The program is administered by a consortium of universities which are:
“The founding members of the European Master in Global Studies (EMGS) Consortium [is] comprised besides the University of Leipzig three leading European universities, namely the prestigious London School of Economics and Political Science (UK), the University of Vienna (Austria) and the University of Wroclaw (Poland).
In 2007 the EMGS-Consortium established partnerships with four well-known non-European Universities that are the Dalhousie University (Canada), the Macquarie University (Australia), the University of California at Santa Barbara (USA), University of Stellenbosch (South Africa) which allows to offer to European students to study for one term at one of them.
In 2010 the Consortium was extended to the Roskilde University (Denmark), the Fudan University (China) and the Jawaharlal Nehru University (India) covering an even broader geographical area and academic scope.
In 2015 the Ghent University (Belgium) joined the programme as an associated Partner University.

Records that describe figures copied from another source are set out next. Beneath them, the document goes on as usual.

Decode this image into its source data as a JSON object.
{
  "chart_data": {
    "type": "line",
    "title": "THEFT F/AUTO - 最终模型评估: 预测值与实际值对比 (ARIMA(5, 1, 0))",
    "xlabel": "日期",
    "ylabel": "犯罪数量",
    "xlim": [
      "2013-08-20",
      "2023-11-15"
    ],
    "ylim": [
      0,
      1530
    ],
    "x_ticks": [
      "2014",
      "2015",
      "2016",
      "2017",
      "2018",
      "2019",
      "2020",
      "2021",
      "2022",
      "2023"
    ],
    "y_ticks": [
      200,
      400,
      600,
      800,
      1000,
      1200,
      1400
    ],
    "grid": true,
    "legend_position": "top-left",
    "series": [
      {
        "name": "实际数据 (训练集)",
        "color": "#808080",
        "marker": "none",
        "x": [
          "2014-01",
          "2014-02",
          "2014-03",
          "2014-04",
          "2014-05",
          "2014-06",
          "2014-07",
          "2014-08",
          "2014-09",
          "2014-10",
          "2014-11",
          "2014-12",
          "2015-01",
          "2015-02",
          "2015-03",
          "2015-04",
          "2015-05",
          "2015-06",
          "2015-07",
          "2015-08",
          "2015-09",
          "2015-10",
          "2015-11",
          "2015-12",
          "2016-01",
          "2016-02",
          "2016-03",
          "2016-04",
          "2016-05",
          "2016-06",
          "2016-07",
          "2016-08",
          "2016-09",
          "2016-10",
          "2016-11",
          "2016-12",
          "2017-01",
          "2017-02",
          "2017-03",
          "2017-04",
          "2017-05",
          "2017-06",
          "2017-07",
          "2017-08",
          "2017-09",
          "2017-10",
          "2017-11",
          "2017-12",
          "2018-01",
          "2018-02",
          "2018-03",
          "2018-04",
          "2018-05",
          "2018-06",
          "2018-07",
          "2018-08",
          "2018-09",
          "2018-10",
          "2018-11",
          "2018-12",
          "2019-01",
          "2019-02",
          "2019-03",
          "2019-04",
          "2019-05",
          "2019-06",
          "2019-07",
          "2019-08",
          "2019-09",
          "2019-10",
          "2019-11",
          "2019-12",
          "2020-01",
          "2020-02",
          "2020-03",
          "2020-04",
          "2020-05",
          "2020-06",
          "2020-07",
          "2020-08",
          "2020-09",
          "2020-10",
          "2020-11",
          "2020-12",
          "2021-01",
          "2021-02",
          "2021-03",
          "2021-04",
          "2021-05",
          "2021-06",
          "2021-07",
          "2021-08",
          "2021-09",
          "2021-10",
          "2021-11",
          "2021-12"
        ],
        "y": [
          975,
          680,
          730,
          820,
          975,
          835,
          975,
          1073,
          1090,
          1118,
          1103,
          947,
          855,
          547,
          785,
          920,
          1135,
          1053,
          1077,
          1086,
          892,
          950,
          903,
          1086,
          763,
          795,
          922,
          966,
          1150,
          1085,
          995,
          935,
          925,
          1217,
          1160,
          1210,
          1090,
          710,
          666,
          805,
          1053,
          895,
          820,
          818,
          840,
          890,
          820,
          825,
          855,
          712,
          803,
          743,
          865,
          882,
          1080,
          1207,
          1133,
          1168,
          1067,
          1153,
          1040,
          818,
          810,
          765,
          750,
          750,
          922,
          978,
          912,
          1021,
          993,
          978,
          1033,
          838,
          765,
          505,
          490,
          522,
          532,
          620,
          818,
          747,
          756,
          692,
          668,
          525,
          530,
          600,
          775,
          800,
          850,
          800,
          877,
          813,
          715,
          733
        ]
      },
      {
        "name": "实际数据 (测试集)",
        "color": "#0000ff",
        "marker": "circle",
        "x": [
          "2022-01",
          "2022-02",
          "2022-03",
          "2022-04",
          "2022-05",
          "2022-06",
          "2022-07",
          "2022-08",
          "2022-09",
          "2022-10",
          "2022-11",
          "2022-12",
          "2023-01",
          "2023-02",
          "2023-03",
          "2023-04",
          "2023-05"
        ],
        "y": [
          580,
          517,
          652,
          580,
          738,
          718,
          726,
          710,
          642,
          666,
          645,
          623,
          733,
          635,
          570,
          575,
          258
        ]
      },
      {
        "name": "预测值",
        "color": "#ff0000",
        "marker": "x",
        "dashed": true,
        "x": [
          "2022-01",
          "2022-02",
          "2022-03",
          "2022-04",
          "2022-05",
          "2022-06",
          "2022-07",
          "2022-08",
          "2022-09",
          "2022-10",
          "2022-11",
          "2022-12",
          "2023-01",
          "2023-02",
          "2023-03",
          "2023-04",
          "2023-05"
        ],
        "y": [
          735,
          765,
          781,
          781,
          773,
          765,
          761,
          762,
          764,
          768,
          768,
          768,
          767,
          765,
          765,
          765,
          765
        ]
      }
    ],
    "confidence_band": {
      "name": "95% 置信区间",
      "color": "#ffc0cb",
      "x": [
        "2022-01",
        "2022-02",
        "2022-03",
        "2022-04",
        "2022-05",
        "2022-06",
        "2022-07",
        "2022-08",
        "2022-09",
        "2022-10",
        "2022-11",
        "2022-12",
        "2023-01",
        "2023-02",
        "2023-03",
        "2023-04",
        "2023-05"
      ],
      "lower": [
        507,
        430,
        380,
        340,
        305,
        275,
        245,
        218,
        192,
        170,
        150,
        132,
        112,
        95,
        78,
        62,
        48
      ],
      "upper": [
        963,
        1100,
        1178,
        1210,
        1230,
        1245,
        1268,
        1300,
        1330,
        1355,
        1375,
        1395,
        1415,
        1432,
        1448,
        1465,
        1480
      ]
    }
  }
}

Each of the primary universities have a focus:
Leipzig, London, Roskilde, Vienna, Wroclaw
The Consortium’s universities share a joint understanding of the field and privilege a comparative and historicizing approach within which local course content differs according to comparative advantages. According to this emphasis upon certain fields within the participating universities and its already existing Master programmes – which the MA in ‘Global Studies – a European Perspective’ is drawing upon -, students can specialize in particular areas of globalization research:
at the University of Leipzig on comparative analysis of global entanglements both historically and for the present times, focusing on Eastern Europe, Western Europe, East Asia, sub-Saharan Africa, Northern Africa and the Middle East, Latin America and Northern America
at the London School of Economics on the economic and social history and analysis of economic globalisation since around 1400
at the Roskilde University on development studies, global political economy and global governance, political culture and civil society
at the University of Vienna study of international organisations, global history from the year 1500 onwards, as well as area-related analysis of East Asia, sub-Saharan Africa, Central Europe and Latin America
at the University of Wroclaw on the analysis of transformation processes in Central and Eastern Europe, security issues, regional cooperation, communications and the media
All modules comprise history, cultural, area studies, social or political based approaches upon historical and contemporary patterns of globalisation and different societal responses, towards these processes.
It is an exceptionally exciting yet difficult time, I want to thank you all for your support.